Industries Hiring the Most
Partnership hiring is concentrated in a few sectors:
- B2B SaaS: By far the largest employer of partnership professionals. Every major SaaS category (CRM, marketing automation, HR tech, fintech, cybersecurity) is building or expanding partner programs.
- Cloud infrastructure: AWS, Azure, GCP, and the ISV ecosystem around them. Cloud marketplace roles are a major driver.
- Fintech: Embedded finance and banking-as-a-service companies are building partnership functions to distribute through non-financial brands.
- E-commerce and retail tech: Shopify, BigCommerce, and the app ecosystem around them. Agency partnerships and technology integrations are key growth levers.
- Cybersecurity: Channel-heavy by tradition, now adding modern partnership roles (ecosystem, co-sell, marketplace) on top of the traditional reseller model.
Geographic Distribution
Partnership roles have followed the broader remote work trend in tech:
- Fully remote: Approximately 45% of partnerships job postings list remote as an option, up from 25% in 2022
- Hybrid: 30% of postings require some in-office presence, typically 2 to 3 days per week
- Onsite: 25% require full-time office presence, mostly at enterprise companies or in field partnership roles
The top metro areas for in-person partnership roles remain San Francisco, New York, Seattle, Austin, and Boston. For detailed salary data by location, see our Salary by Location page.
Compensation Trends
Partnership salaries have risen faster than the broader tech market over the past three years, driven by talent scarcity:
- Entry-level partner roles: Base salaries have increased 12 to 18% since 2023
- Mid-level partner managers: Base salaries up 15 to 22%, with OTE growth outpacing base as companies add variable compensation tied to partner-sourced revenue
- Director and VP level: Total compensation packages have grown 20 to 30%, with equity becoming a standard component at growth-stage companies
The compensation premium for partnerships roles reflects the difficulty of hiring experienced talent. Unlike sales or marketing, the partnerships talent pool is still relatively shallow. Companies often compete for the same candidates, driving up offers. For current salary benchmarks, see our full Salary Data section.

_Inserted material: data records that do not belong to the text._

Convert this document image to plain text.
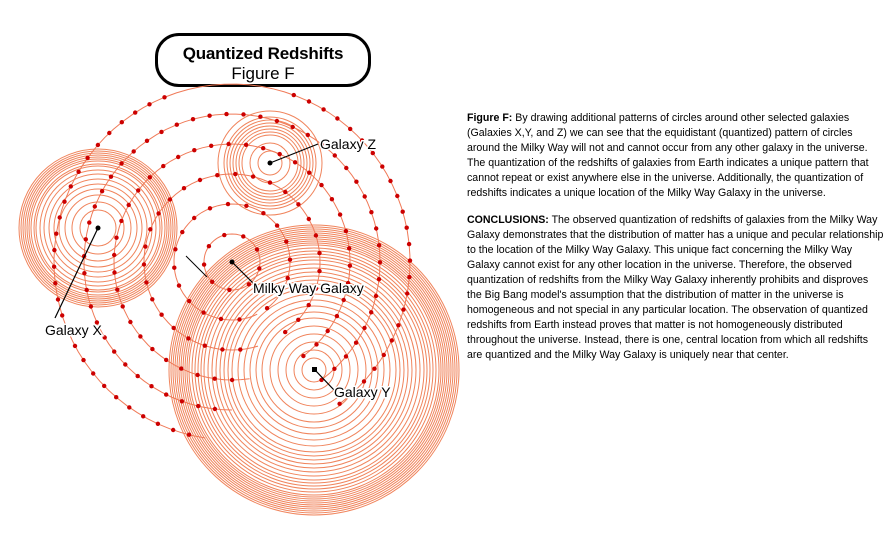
Quantized Redshifts
Figure F
Galaxy Z
Milky Way Galaxy
Galaxy X
Galaxy Y

Figure F: By drawing additional patterns of circles around other selected galaxies (Galaxies X,Y, and Z) we can see that the equidistant (quantized) pattern of circles around the Milky Way will not and cannot occur from any other galaxy in the universe. The quantization of the redshifts of galaxies from Earth indicates a unique pattern that cannot repeat or exist anywhere else in the universe. Additionally, the quantization of redshifts indicates a unique location of the Milky Way Galaxy in the universe.

CONCLUSIONS: The observed quantization of redshifts of galaxies from the Milky Way Galaxy demonstrates that the distribution of matter has a unique and pecular relationship to the location of the Milky Way Galaxy. This unique fact concerning the Milky Way Galaxy cannot exist for any other location in the universe. Therefore, the observed quantization of redshifts from the Milky Way Galaxy inherently prohibits and disproves the Big Bang model's assumption that the distribution of matter in the universe is homogeneous and not special in any particular location. The observation of quantized redshifts from Earth instead proves that matter is not homogeneously distributed throughout the universe. Instead, there is one, central location from which all redshifts are quantized and the Milky Way Galaxy is uniquely near that center.
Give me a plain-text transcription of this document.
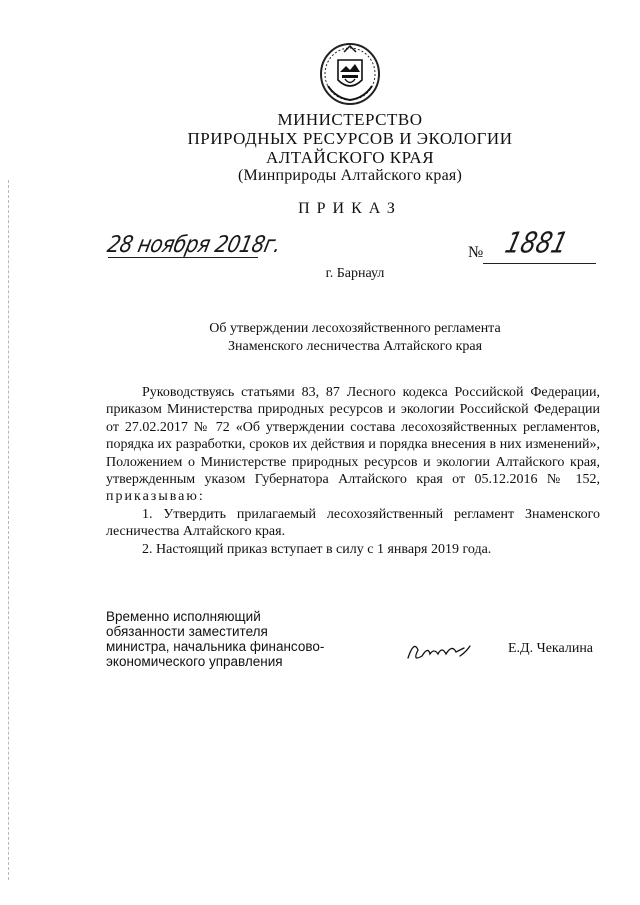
МИНИСТЕРСТВО
ПРИРОДНЫХ РЕСУРСОВ И ЭКОЛОГИИ
АЛТАЙСКОГО КРАЯ
(Минприроды Алтайского края)
ПРИКАЗ
28 ноября 2018г.	№ 1881
г. Барнаул
Об утверждении лесохозяйственного регламента
Знаменского лесничества Алтайского края

Руководствуясь статьями 83, 87 Лесного кодекса Российской Федерации, приказом Министерства природных ресурсов и экологии Российской Федерации от 27.02.2017 № 72 «Об утверждении состава лесохозяйственных регламентов, порядка их разработки, сроков их действия и порядка внесения в них изменений», Положением о Министерстве природных ресурсов и экологии Алтайского края, утвержденным указом Губернатора Алтайского края от 05.12.2016 № 152, приказываю:

1. Утвердить прилагаемый лесохозяйственный регламент Знаменского лесничества Алтайского края.

2. Настоящий приказ вступает в силу с 1 января 2019 года.

Временно исполняющий
обязанности заместителя
министра, начальника финансово-
экономического управления
Е.Д. Чекалина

What This Means for Your Career
If you are considering a career in partnerships or already in the function, the market fundamentals are strongly in your favor:
- Demand exceeds supply. There are more open partnership roles than qualified candidates. This gives you leverage in job searches and salary negotiations.
- Specialization pays. Generalist partner managers are abundant. Specialists in cloud marketplace, ecosystem strategy, or partner operations command premium compensation.
- The function is still being defined. Unlike sales or marketing, partnerships does not have rigid career ladders at most companies. Early career professionals who join now can shape the function as it matures.
- Adjacent skills transfer well. If you are in sales, marketing, CS, or solutions engineering, the transition to partnerships is shorter than you think. See our guide on how to become a partner manager for specific paths.